APENSO INDONESIA

header ads

Pemberian Uang, Mendidik Masyarakat Tidak Jujur

CATATAN:

Pemberian Uang, Mendidik Masyarakat Tidak Jujur

Oleh: Agung Santoso
Ketua MOI Jatim
APENSOINDONESIA.COM


KIta tentu sepakat pesta demokrasi tujuh belas April mendatang bukan sekedar siapa menang, siapa kalah, siapa duduk di kursi dewan mulai DPR RI, DPRD Provinsi, DPRD Kan/Kota. Tapi proses menuju pemilihan itu membuat mental masyarakat lebih oke, tetap atau malah buruk jika dihubungkan dengan sebuah kejujuran. Atau kerennya revolusi mentak di bidang politik.

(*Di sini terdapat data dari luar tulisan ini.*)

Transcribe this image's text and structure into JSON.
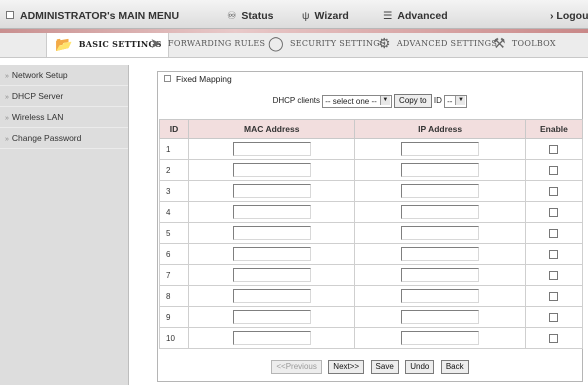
{
  "topbar": {
    "main_menu": "ADMINISTRATOR's MAIN MENU",
    "status": "Status",
    "wizard": "Wizard",
    "advanced": "Advanced",
    "logout": "Logout",
    "logout_prefix": "›"
  },
  "tabs": [
    {
      "label": "BASIC SETTINGS",
      "icon": "folder-icon"
    },
    {
      "label": "FORWARDING RULES",
      "icon": "forward-icon"
    },
    {
      "label": "SECURITY SETTINGS",
      "icon": "security-icon"
    },
    {
      "label": "ADVANCED SETTINGS",
      "icon": "advanced-icon"
    },
    {
      "label": "TOOLBOX",
      "icon": "toolbox-icon"
    }
  ],
  "sidebar": {
    "items": [
      {
        "label": "Network Setup"
      },
      {
        "label": "DHCP Server"
      },
      {
        "label": "Wireless LAN"
      },
      {
        "label": "Change Password"
      }
    ]
  },
  "panel": {
    "title": "Fixed Mapping",
    "dhcp_label": "DHCP clients",
    "dhcp_select_value": "-- select one --",
    "copy_button": "Copy to",
    "id_label": "ID",
    "id_select_value": "--"
  },
  "table": {
    "headers": [
      "ID",
      "MAC Address",
      "IP Address",
      "Enable"
    ],
    "rows": [
      {
        "id": "1",
        "mac": "",
        "ip": "",
        "enabled": false
      },
      {
        "id": "2",
        "mac": "",
        "ip": "",
        "enabled": false
      },
      {
        "id": "3",
        "mac": "",
        "ip": "",
        "enabled": false
      },
      {
        "id": "4",
        "mac": "",
        "ip": "",
        "enabled": false
      },
      {
        "id": "5",
        "mac": "",
        "ip": "",
        "enabled": false
      },
      {
        "id": "6",
        "mac": "",
        "ip": "",
        "enabled": false
      },
      {
        "id": "7",
        "mac": "",
        "ip": "",
        "enabled": false
      },
      {
        "id": "8",
        "mac": "",
        "ip": "",
        "enabled": false
      },
      {
        "id": "9",
        "mac": "",
        "ip": "",
        "enabled": false
      },
      {
        "id": "10",
        "mac": "",
        "ip": "",
        "enabled": false
      }
    ]
  },
  "buttons": {
    "previous": "<<Previous",
    "next": "Next>>",
    "save": "Save",
    "undo": "Undo",
    "back": "Back"
  },
  "colors": {
    "header_pink": "#f2dede",
    "accent_strip": "#d9a7a7",
    "sidebar_bg": "#dddddd"
  }
}
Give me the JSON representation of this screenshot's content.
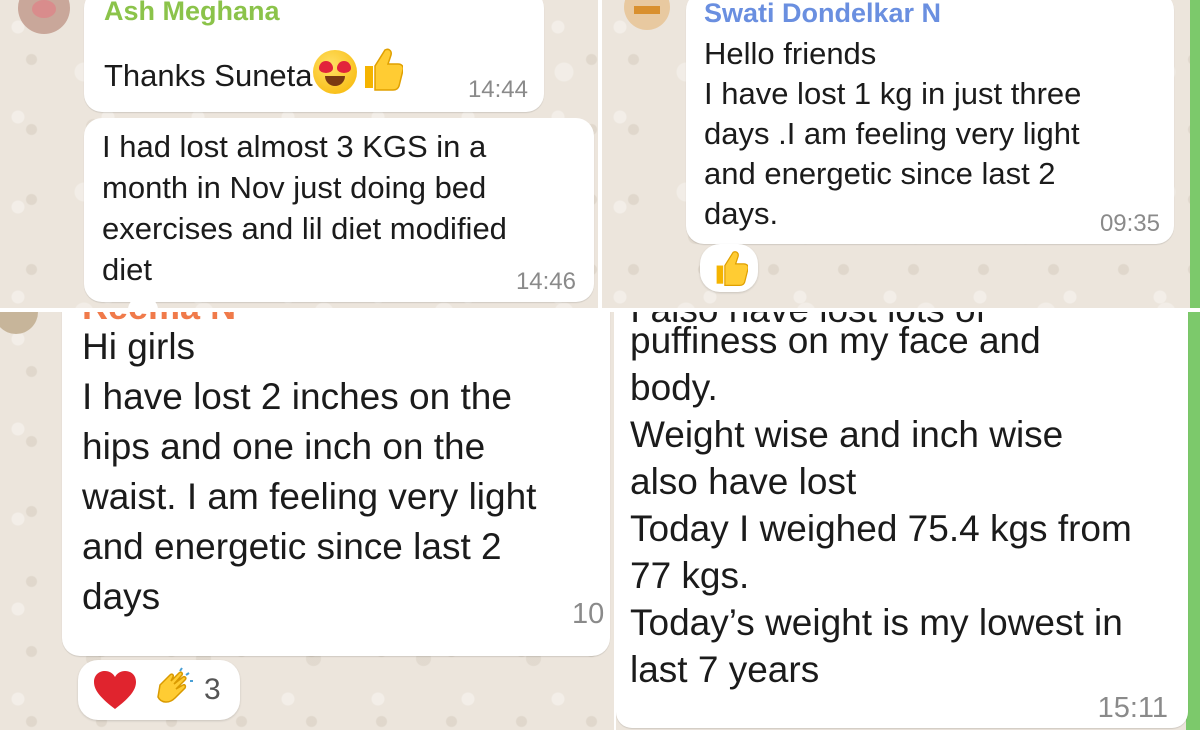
{
  "panels": {
    "top_left": {
      "sender": "Ash Meghana",
      "messages": [
        {
          "text": "Thanks Suneta",
          "time": "14:44",
          "emojis": [
            "heart-eyes-emoji",
            "thumbs-up-emoji"
          ]
        },
        {
          "text": "I had lost almost 3 KGS in a\nmonth in Nov just doing bed\nexercises and lil diet modified\ndiet",
          "time": "14:46"
        }
      ]
    },
    "top_right": {
      "sender": "Swati Dondelkar N",
      "message": {
        "text": "Hello friends\nI have lost 1 kg in just three\ndays .I am feeling very light\nand energetic since last 2\ndays.",
        "time": "09:35"
      },
      "reaction": {
        "icon": "thumbs-up-emoji"
      }
    },
    "bottom_left": {
      "sender": "Reema N",
      "message": {
        "text": "Hi girls\nI have lost 2 inches on the\nhips and one inch on the\nwaist. I am feeling very light\nand energetic since last 2\ndays",
        "time": "10"
      },
      "reactions": {
        "icons": [
          "heart-emoji",
          "clapping-hands-emoji"
        ],
        "count": "3"
      }
    },
    "bottom_right": {
      "partial_top_text": "I also have lost lots of",
      "message": {
        "text": "puffiness on my face and\nbody.\nWeight wise and inch wise\nalso have lost\nToday I weighed 75.4 kgs from\n77 kgs.\nToday’s weight is my lowest in\nlast 7 years",
        "time": "15:11"
      }
    }
  },
  "colors": {
    "chat_background": "#ece5dc",
    "bubble": "#ffffff",
    "sender_ash": "#8bc34a",
    "sender_swati": "#6a8fe0",
    "sender_reema": "#f07a4a",
    "timestamp": "#8a8a8a",
    "accent_green": "#7cc96b"
  }
}
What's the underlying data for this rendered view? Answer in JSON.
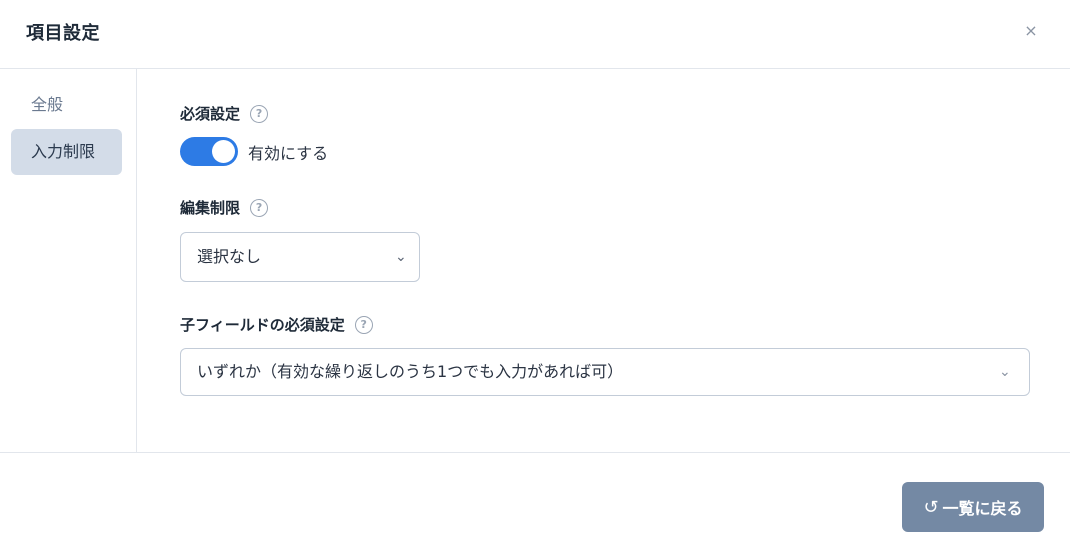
{
  "dialog": {
    "title": "項目設定",
    "close_icon": "×"
  },
  "sidebar": {
    "items": [
      {
        "label": "全般",
        "active": false
      },
      {
        "label": "入力制限",
        "active": true
      }
    ]
  },
  "required": {
    "label": "必須設定",
    "help_icon": "?",
    "toggle_on": true,
    "toggle_label": "有効にする"
  },
  "edit_restriction": {
    "label": "編集制限",
    "help_icon": "?",
    "value": "選択なし"
  },
  "child_required": {
    "label": "子フィールドの必須設定",
    "help_icon": "?",
    "value": "いずれか（有効な繰り返しのうち1つでも入力があれば可）"
  },
  "footer": {
    "back_label": "一覧に戻る",
    "back_icon": "↺"
  },
  "colors": {
    "accent": "#2d7be5",
    "button": "#7489a4",
    "sidebar_active": "#d3dce8"
  }
}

Politik memang membutuhkan biaya atau yang sering akrab kita dengar cost politik. Maka jangan spekulasi kalau mental tak kuat apalagi yang namanya amunisi sekedar ada, meski harus berhutang sana sini juga dan menjual harta benda disana sini juga.

Ketika usai pencoblosan disinilah mental warga yang menerima uang dari kanan, kiri, depan diuji.Ketika ditanya timses A dia menjawab A. Ketika ditanya timses B dia menjawab B, Ketika ditanya timses C dia menjawab C.

Kembali kepada judul di atas data dan fakta mendukung saya membuat topik bahasan tersebut. Bukan menjadi rahasia lagi  jika warga mau menerima pemberian dari tiimses yang berbeda capres, pilkada, pildes.Termasuk nominal uangnya.

Satu warga minimal.bisa menerima tawaran dua pilihan, ini tergantung pilpres, pilgub,pilkada karena calonnya bisa jadi tidak banyak, namun bila pileg, warga bisa menerima tawaran lebih dari dua asalkan bisa memainkan peran. Bak sinetron yang lagi tayang.

Miris memang untuk rupiah warga harus menjual ketidakjujurannya supaya dinilai timses tidak ingkar. Seperti sebuah judul lagu Jangan ada Dusta Diantara kita yang dilantunkan Broery dan Dewi Yul.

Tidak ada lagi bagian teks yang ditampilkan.